志望校のタイプによって、必要な勉強の量も中身も変わります。「我が家の子に、どんな準備が合っているか」は、塾の先生や学校の説明会で確かめながら決めていくのが安心です。
塾選びで、私が見ていたポイント
これから塾を探す方に向けて、わが家が塾を選ぶときに見ていたポイントを、チェックリストにまとめてみます。「毎日通えないと無理」と思い込まなくて大丈夫です。
- 通塾の回数や時間が、家庭の生活リズムに合うか(週1から始められる塾もあります)
- 送迎の負担はどのくらいか(送迎なしで通えるか、オンライン対応があるか)
- 志望するタイプの学校に対応しているか(国立・公立中高一貫の「考える力」型に強いか)
- 子ども自身が「楽しい」と思えそうか(体験授業で表情を見るのがいちばん)
- 家庭学習との両立がしやすいか(宿題の量が生活を圧迫しないか)
いちばん大切にしたいのは、最後の「子どもが楽しめるか」だと私は思っています。長く続ける準備だからこそ、本人が前向きでいられるかどうかが、何よりの土台になります。
家庭学習と両立させる、わたしなりのコツ
- 毎日「たくさん」ではなく「少しだけ」。タブレット教材なら短時間でも区切りがつきます。
- 送迎のいらない教材を上手に使う。働く母の時間と体力を守ることも、立派な作戦です。
- 親は「丸つけ役」より「声かけ役」。「できたね」「がんばってるね」のひと言が、続ける力になります。
親がどこまで関わるか、というテーマはこちらの記事でもくわしく書いています。よかったら合わせて読んでみてください。
親が中学受験を知らなくても、大丈夫でした
正直にお話しすると、私自身は中学受験を経験せずに育ちました。だから最初は、「塾はどう選ぶの?」「家でどんな勉強をさせればいいの?」と、わからないことばかり。きっと今これを読んでくださっている方の中にも、同じ不安を抱えている方がいると思います。
でも、やってみてわかったのは、親が経験者でなくても大丈夫だということでした。塾の先生に相談すれば、進め方の道しるべをもらえます。家庭学習は、タブレット教材が一日の流れを作ってくれます。親が全部を教える必要はなくて、「環境を整えて、となりで見守る」ことができれば、それで十分だと感じています。
知らないからこそ、私は娘と一緒に一から学ぶ気持ちで向き合えました。わからないことは、親子で調べる。それもまた、いい時間になっています。経験がないことは、決してハンデではありませんでした。
はじめの一歩は「体験」から。無理なく始めて大丈夫
中学受験の準備は、いきなり完璧な形を作る必要はありません。わが家も、週1の塾から、家庭学習から、少しずつ形を整えてきました。これから始める方は、まず塾の体験授業に行ってみたり、タブレット教材の資料を取り寄せて、お子さんに合いそうか見てみるところからで十分だと思います。
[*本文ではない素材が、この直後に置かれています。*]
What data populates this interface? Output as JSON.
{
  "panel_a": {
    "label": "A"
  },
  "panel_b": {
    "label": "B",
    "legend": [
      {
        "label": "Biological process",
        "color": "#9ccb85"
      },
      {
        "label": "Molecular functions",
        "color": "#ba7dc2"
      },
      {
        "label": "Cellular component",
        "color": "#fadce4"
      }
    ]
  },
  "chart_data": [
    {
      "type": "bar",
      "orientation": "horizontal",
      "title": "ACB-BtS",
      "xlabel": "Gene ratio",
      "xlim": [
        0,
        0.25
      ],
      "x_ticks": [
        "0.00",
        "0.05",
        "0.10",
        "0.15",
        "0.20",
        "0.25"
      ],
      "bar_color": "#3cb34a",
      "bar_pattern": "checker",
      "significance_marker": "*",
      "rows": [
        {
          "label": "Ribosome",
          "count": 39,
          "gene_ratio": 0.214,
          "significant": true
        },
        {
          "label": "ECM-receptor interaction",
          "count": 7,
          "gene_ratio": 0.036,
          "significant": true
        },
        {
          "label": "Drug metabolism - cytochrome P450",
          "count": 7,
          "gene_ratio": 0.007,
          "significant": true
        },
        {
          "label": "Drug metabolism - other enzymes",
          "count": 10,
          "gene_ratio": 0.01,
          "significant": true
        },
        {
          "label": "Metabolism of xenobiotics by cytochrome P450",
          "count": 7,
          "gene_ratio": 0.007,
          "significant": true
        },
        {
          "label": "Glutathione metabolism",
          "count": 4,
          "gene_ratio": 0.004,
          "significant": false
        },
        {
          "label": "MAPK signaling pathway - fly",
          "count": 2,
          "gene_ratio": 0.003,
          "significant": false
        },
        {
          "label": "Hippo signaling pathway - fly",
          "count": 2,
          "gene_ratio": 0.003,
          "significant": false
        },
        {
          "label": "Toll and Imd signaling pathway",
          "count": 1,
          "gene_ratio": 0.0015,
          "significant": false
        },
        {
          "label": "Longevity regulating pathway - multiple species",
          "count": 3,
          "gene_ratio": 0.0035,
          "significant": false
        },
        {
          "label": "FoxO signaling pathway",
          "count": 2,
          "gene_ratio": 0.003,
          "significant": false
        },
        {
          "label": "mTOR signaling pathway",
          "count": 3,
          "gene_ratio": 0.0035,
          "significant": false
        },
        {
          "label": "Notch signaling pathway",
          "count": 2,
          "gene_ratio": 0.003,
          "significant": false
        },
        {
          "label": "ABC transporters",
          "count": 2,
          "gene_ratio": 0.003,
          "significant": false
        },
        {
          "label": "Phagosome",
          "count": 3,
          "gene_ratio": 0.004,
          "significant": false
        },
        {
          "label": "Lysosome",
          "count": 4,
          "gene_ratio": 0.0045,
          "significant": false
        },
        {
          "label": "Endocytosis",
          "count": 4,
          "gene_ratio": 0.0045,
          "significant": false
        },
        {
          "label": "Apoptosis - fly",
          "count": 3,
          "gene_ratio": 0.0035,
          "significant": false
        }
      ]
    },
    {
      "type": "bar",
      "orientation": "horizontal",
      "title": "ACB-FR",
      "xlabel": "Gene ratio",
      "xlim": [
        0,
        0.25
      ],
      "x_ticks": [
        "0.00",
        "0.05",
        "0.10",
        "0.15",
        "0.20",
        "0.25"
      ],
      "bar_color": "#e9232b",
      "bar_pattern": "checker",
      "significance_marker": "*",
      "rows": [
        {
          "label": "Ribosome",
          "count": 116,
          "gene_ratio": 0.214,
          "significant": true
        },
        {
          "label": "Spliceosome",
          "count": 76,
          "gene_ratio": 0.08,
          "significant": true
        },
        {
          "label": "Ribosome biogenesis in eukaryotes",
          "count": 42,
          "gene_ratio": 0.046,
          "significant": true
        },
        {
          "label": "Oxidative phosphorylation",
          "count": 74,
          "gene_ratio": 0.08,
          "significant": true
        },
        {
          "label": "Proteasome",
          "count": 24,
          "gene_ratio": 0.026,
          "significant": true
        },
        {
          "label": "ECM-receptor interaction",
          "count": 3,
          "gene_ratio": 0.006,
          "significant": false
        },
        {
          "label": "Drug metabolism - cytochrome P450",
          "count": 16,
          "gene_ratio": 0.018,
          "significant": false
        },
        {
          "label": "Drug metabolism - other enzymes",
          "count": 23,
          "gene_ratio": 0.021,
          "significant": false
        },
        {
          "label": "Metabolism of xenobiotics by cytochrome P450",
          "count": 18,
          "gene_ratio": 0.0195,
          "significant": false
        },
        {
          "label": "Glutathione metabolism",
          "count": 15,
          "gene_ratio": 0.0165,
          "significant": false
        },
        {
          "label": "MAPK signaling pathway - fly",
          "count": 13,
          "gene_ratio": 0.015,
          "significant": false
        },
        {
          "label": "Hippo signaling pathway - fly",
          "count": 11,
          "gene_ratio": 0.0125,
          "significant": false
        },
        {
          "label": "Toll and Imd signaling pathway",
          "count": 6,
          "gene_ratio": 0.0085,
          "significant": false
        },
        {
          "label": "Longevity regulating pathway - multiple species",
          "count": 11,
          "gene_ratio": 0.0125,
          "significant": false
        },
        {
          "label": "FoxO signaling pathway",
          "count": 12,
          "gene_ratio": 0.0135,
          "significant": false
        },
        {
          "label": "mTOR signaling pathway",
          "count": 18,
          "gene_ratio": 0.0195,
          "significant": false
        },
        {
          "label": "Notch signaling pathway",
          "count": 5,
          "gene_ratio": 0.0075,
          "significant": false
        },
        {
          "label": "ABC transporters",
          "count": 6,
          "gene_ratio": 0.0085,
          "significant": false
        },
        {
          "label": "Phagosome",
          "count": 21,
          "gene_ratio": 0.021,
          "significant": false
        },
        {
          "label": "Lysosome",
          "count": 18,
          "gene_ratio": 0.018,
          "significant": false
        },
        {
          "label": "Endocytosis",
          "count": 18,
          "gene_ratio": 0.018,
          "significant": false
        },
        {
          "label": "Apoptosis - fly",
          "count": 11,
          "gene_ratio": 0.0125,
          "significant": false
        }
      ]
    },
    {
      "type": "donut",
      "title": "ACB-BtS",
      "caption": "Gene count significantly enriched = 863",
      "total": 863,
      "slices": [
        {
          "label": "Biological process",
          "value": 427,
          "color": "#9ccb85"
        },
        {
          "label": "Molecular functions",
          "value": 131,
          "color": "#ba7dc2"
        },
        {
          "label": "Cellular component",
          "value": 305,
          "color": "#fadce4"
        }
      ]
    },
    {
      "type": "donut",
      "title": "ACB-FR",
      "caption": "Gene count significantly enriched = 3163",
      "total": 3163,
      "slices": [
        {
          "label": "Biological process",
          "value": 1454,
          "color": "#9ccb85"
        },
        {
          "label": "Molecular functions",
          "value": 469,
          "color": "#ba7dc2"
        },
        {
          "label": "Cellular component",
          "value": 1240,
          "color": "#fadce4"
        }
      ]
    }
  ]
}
「働いているから」「シングルだから」と、はじめからあきらめなくて大丈夫。送迎のいらない教材やオンラインをうまく組み合わせれば、無理のない形はきっと見つかります。わが家もまだ準備の途中です。完璧じゃなくていい、その家庭に合ったペースで一歩ずつ。それが、長く続けられる準備の形だと思っています。
※受験の制度や塾のしくみは、学校や年度によって変わります。最新の情報は、志望校の募集要項や説明会、塾の先生に直接ご確認ください。